The Trump-Vance White House earlier this year expanded the global gag rule to ban U.S. foreign aid for groups that promote “gender ideology.” The expansion took effect on Feb. 26.
US funding cuts have devastated global LGBTQ rights movement
The Trump-Vance administration after it took office in January 2025 moved to dismantle the U.S. Agency for International Development, which funded LGBTQ and intersex rights groups around the world. USAID officially shut down on July 1, 2025.
Secretary of State Marco Rubio in March 2025 announced the State Department would administer the 17 percent of USAID contracts that had not been cancelled. Rubio issued a waiver that allowed PEPFAR and other “life-saving humanitarian assistance” programs to continue to operate during the U.S. foreign aid freeze the White House announced shortly after it took office.
The global LGBTQ and intersex rights movement has lost more than an estimated $50 million in funding because of these cuts.
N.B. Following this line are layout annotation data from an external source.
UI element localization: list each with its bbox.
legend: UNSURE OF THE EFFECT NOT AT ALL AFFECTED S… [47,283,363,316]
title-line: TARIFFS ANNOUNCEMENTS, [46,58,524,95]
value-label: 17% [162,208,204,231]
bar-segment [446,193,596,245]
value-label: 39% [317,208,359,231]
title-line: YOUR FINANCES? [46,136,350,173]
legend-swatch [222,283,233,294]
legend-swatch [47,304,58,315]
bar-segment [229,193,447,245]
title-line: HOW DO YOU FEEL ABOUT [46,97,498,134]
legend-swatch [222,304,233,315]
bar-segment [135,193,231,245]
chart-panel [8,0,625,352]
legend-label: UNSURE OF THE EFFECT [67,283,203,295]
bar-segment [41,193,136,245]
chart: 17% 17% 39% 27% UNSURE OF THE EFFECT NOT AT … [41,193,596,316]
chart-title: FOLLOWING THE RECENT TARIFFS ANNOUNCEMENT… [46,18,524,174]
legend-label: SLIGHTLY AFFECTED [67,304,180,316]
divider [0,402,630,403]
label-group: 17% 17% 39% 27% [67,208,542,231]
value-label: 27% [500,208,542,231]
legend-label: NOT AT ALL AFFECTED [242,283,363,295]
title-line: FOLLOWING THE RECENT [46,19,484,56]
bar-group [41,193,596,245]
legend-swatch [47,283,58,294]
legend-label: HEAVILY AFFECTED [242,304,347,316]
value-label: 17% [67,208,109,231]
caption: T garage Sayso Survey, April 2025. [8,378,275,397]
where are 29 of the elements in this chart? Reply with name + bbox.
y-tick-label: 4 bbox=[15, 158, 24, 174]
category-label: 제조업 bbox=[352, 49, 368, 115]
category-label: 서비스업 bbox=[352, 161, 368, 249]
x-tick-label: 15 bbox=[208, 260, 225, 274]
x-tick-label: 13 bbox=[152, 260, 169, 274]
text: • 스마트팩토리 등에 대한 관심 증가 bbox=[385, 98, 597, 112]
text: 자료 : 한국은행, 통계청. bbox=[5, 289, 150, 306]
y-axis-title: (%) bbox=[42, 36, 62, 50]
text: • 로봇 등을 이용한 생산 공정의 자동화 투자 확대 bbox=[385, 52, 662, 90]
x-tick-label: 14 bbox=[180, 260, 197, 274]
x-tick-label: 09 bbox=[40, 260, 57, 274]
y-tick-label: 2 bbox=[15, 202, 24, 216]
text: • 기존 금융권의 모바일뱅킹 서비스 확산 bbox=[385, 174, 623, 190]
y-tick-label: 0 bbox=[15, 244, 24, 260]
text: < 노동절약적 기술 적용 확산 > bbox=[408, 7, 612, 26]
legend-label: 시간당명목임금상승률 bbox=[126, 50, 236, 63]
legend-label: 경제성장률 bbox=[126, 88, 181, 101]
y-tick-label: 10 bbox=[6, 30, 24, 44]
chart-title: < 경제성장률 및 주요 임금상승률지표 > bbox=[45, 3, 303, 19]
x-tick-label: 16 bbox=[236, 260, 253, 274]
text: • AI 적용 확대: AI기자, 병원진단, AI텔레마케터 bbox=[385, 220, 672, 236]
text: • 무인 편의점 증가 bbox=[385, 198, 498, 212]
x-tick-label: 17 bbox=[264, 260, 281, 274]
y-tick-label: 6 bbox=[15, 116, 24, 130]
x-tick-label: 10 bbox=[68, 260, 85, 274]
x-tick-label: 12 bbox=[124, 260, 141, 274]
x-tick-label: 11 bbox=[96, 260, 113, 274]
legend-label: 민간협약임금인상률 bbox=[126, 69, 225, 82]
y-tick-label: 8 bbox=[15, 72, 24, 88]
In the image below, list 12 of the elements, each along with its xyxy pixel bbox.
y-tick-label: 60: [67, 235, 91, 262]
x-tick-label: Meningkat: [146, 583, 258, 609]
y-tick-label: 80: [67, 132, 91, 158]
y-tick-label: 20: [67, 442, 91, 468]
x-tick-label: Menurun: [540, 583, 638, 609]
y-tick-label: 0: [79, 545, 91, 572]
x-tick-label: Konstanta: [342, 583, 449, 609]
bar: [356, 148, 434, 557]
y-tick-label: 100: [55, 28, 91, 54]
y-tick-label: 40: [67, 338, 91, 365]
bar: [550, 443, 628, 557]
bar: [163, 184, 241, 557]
The Washington Blade has previously reported PEPFAR-funded programs in Kenya and other African countries have been forced to suspend services and even shut down.
The Trump-Vance administration has signed healthcare-specific agreements with Kenya, Uganda, and other African countries through its American First Global Health Strategy. Advocacy groups with whom the Blade has spoken have expressed concern these partnerships will result in further exclusion and government-sanctioned discrimination based on sexual orientation or gender identity.
The proposed fiscal year 2027 budget includes $5.1 billion for “global health to end the previous administration’s abuse of these programs and to execute (the State Department’s) newly released America First Global Health Strategy.” This figure represents a $4.3 billion cut from the previous year.
“The president’s new vision of bilateral health assistance eliminates bloated Beltway Bandit contracts, does more with fewer dollars, and transitions recipient countries to self-reliance,” reads the proposed budget. “The budget would also eliminate disease-specific accounts and provide the department crucial agility to address the actual needs of each recipient country — across HIV/AIDS and other infectious diseases such as malaria, tuberculosis, and polio — to strengthen global health security and protect Americans from disease.”
“The budget would focus on new compacts that unify funding, achieving economies of scale in both implementation and oversight,” it adds. “Under the prior administration, only about 40 percent of PEPFAR funds supported actual service delivery, including medications, testing, commodities, and health workers, with the remaining 60 percent wasted on duplicative administrative costs, unwieldy supply chains, and layers of endless bureaucracy. The new AFGHS (America First Global Health Strategy) compacts would improve efficiency, cut red tape, and dismantle the bloated ecosystem of foreign assistance profiteers.”
The Council for Global Equality on April 3 reiterated its criticism of the expanded global gag rule, and urged Congress to reject the proposed budget.
“We won’t mince words: people are dying because of this policy,” said the Council for Global Equality in a statement. “Making this policy permanent will only ensure that U.S. foreign assistance discriminates against those who need services the most, all while forcing people around the world to adhere to the Trump administration’s extremist, ideological agenda that denies the very existence of transgender, nonbinary, and intersex persons.”
“We will not be silent as Trump threatens to upend decades of bipartisan foreign assistance programs to appease his extremist base,” added the group. “We call on Congress to immediately reject this budget and block implementation of the expanded global gag rules.”